The refurbishment of buses continued steadily throughout the 1950’s until, in 1957, two Guy Arab IV chassis with Metro-Cammell lightweight ‘Orion’ all-metal bodywork were delivered.
Subsequently all Burton Corporation buses were of similar construction. Further new vehicles were ordered for delivery in 1957, this time with Massey bodywork.
At the dawn of the 1960’s there were various road schemes in the pipeline, including a by-pass which would take away most of the heavy traffic from the town centre. Burton’s main industry was brewing and at the start of the decade they were undergoing a major reorganisation.
Much of the brewery traffic had been by rail and Bass, the major brewer in Burton, had a network of railway lines that criss-crossed the town centre with a number of level crossings that added to congestion. With the reorganisation came a change in transport policy from rail to road and by 1965 the railway had been abandoned.
The redundant brewery buildings were re-developed. High Street was widened in 1962 and in 1964 Burton’s new Bargates Shopping Centre opened.
Buses introduced into the fleet during this period had been of Daimler manufacture, replacing the traditional choice of Guy.
Between 1962 and 1968 24 Daimler double-deckers were purchased, by which time the single-deck vehicle had almost disappeared from the Burton fleet until 3 Daimler SRG’s with Willowbrook B44F bodywork made an appearance in 1969.

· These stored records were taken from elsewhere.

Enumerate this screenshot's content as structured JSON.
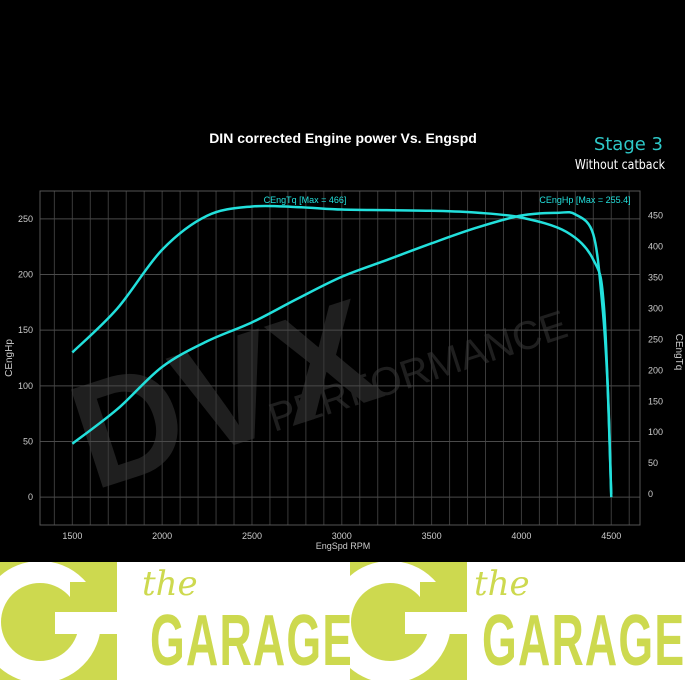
{
  "badge": {
    "stage": "Stage 3",
    "note": "Without catback"
  },
  "banner": {
    "word_small": "the",
    "word_large": "GARAGE",
    "brand_color": "#cdd94f"
  },
  "watermark": {
    "text_large": "DVX",
    "text_small": "PERFORMANCE"
  },
  "chart_data": {
    "type": "line",
    "title": "DIN corrected Engine power Vs. Engspd",
    "xlabel": "EngSpd RPM",
    "ylabel_left": "CEngHp",
    "ylabel_right": "CEngTq",
    "xlim": [
      1320,
      4660
    ],
    "ylim_left": [
      -25,
      275
    ],
    "ylim_right": [
      -50,
      490
    ],
    "xticks": [
      1500,
      2000,
      2500,
      3000,
      3500,
      4000,
      4500
    ],
    "yticks_left": [
      0,
      50,
      100,
      150,
      200,
      250
    ],
    "yticks_right": [
      0,
      50,
      100,
      150,
      200,
      250,
      300,
      350,
      400,
      450
    ],
    "grid": true,
    "line_color": "#22e0dc",
    "series": [
      {
        "name": "CEngTq",
        "axis": "right",
        "label": "CEngTq [Max = 466]",
        "x": [
          1500,
          1750,
          2000,
          2250,
          2500,
          2750,
          3000,
          3250,
          3500,
          3750,
          4000,
          4250,
          4400,
          4460,
          4500
        ],
        "y": [
          229,
          300,
          395,
          450,
          465,
          464,
          460,
          459,
          458,
          455,
          447,
          424,
          379,
          300,
          0
        ]
      },
      {
        "name": "CEngHp",
        "axis": "left",
        "label": "CEngHp [Max = 255.4]",
        "x": [
          1500,
          1750,
          2000,
          2250,
          2500,
          2750,
          3000,
          3250,
          3500,
          3750,
          4000,
          4200,
          4300,
          4400,
          4450,
          4480,
          4500
        ],
        "y": [
          48,
          79,
          117,
          140,
          157,
          178,
          198,
          213,
          228,
          242,
          253,
          255.4,
          254,
          236,
          173,
          100,
          0
        ]
      }
    ]
  }
}
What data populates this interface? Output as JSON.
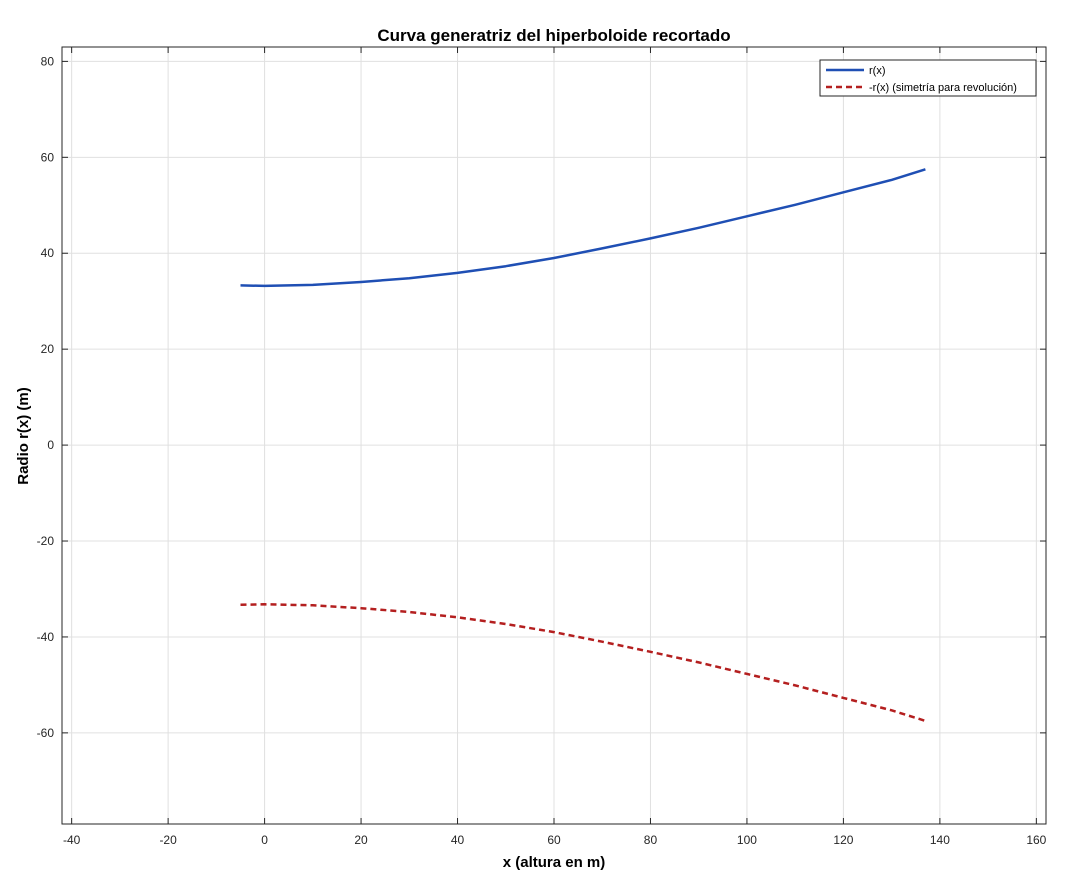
{
  "chart_data": {
    "type": "line",
    "title": "Curva generatriz del hiperboloide recortado",
    "xlabel": "x (altura en m)",
    "ylabel": "Radio r(x) (m)",
    "xlim": [
      -42,
      162
    ],
    "ylim": [
      -79,
      83
    ],
    "xticks": [
      -40,
      -20,
      0,
      20,
      40,
      60,
      80,
      100,
      120,
      140,
      160
    ],
    "yticks": [
      -60,
      -40,
      -20,
      0,
      20,
      40,
      60,
      80
    ],
    "xtick_labels": [
      "-40",
      "-20",
      "0",
      "20",
      "40",
      "60",
      "80",
      "100",
      "120",
      "140",
      "160"
    ],
    "ytick_labels": [
      "-60",
      "-40",
      "-20",
      "0",
      "20",
      "40",
      "60",
      "80"
    ],
    "grid": true,
    "legend_position": "top-right",
    "series": [
      {
        "name": "r(x)",
        "style": "solid",
        "color": "#1f4fb4",
        "x": [
          -5,
          0,
          10,
          20,
          30,
          40,
          50,
          60,
          70,
          80,
          90,
          100,
          110,
          120,
          130,
          137
        ],
        "y": [
          33.3,
          33.2,
          33.4,
          34.0,
          34.8,
          35.9,
          37.3,
          39.0,
          41.0,
          43.1,
          45.3,
          47.7,
          50.1,
          52.7,
          55.3,
          57.5
        ]
      },
      {
        "name": "-r(x) (simetría para revolución)",
        "style": "dashed",
        "color": "#b41f1f",
        "x": [
          -5,
          0,
          10,
          20,
          30,
          40,
          50,
          60,
          70,
          80,
          90,
          100,
          110,
          120,
          130,
          137
        ],
        "y": [
          -33.3,
          -33.2,
          -33.4,
          -34.0,
          -34.8,
          -35.9,
          -37.3,
          -39.0,
          -41.0,
          -43.1,
          -45.3,
          -47.7,
          -50.1,
          -52.7,
          -55.3,
          -57.5
        ]
      }
    ]
  }
}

The 1968 Transport Act introduced grants towards the cost of new vehicles, providing certain requirements were met, one of which was that qualifying vehicles must have an extreme front entrance supervised by the driver.
It came as no surprise then when Burton Corporation ordered its first rear-engined front-entrance double-deckers for delivery in 1970. Nos. 106-108 were Daimler CRG6LX ‘Fleetlines’ with Northern Counties H75F bodywork and they were followed by another 12 in 1973.

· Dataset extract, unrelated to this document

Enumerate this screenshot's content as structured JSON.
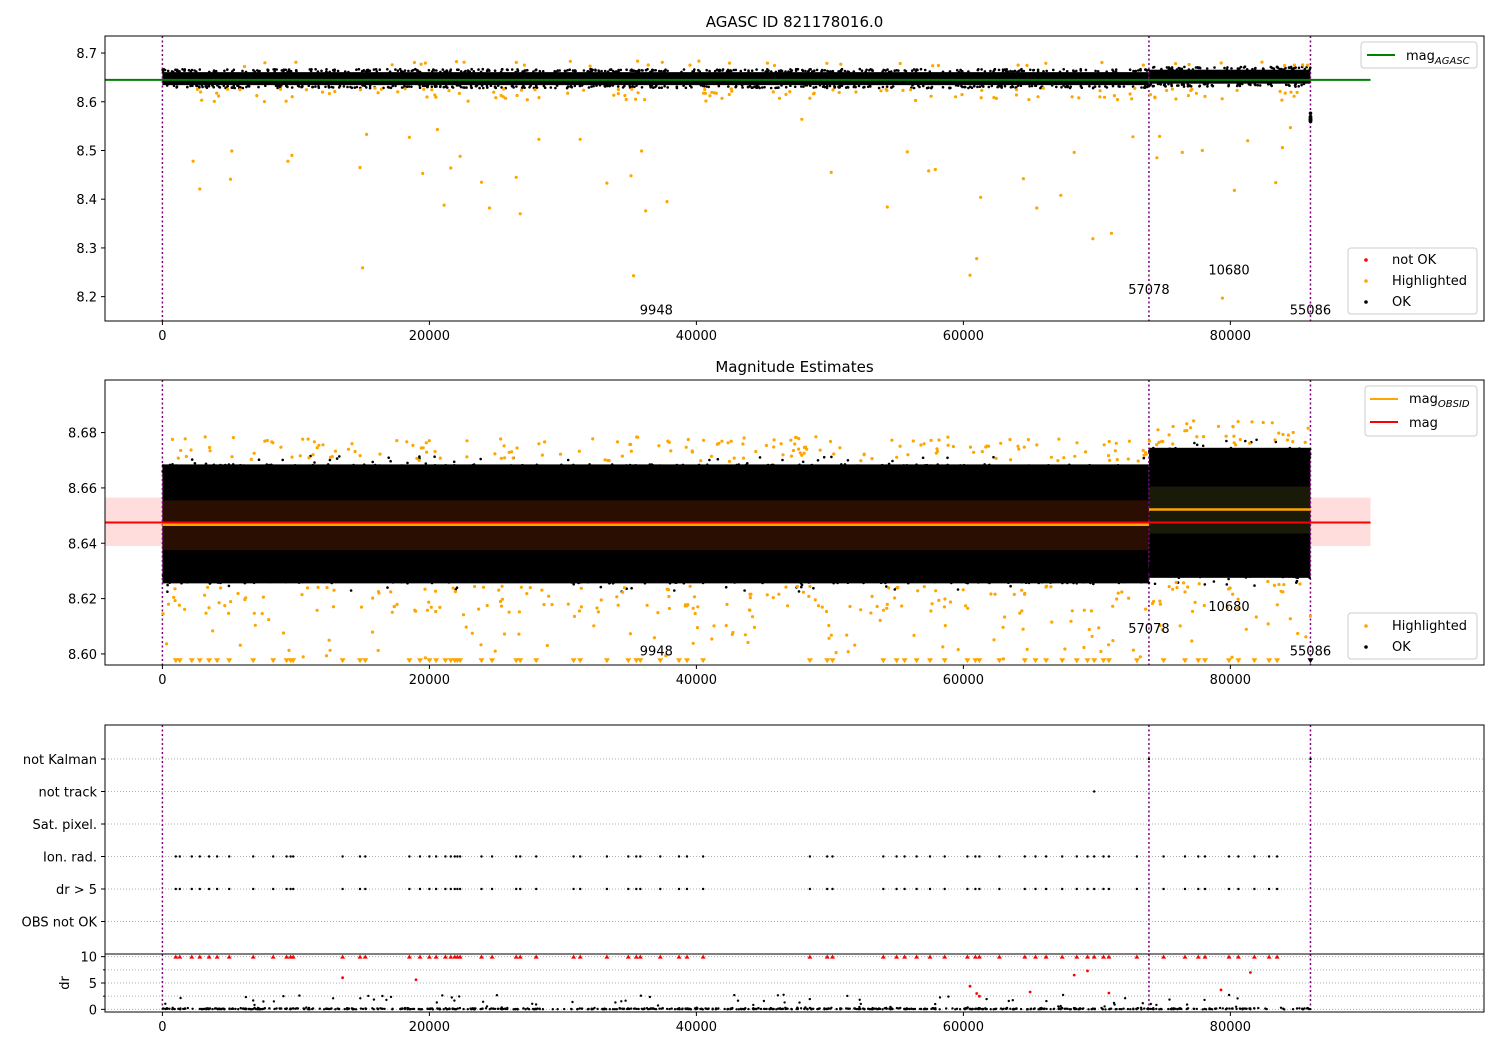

Following local government re-organisation in 1974, Burton-upon-Trent became a part of the new administrative district of East Staffordshire and, although Burton remained the administrative centre, control of the Transport Department passed to the new authority.
To commemorate the passing of the Transport Department, Daimler Fleetline No. 106 was repainted in a special livery and fittingly was the last bus to have been operated in service when, on 31st March 1974, the depot doors closed for the last time on Burton-upon-Trent Corporation Transport Department.
In producing this history reference has been made to the following sources;
Trams and Buses in Burton (Stanier, West, Stanier; Carlton Publishing 1991); PSV Circle Fleet History PD18 (1990).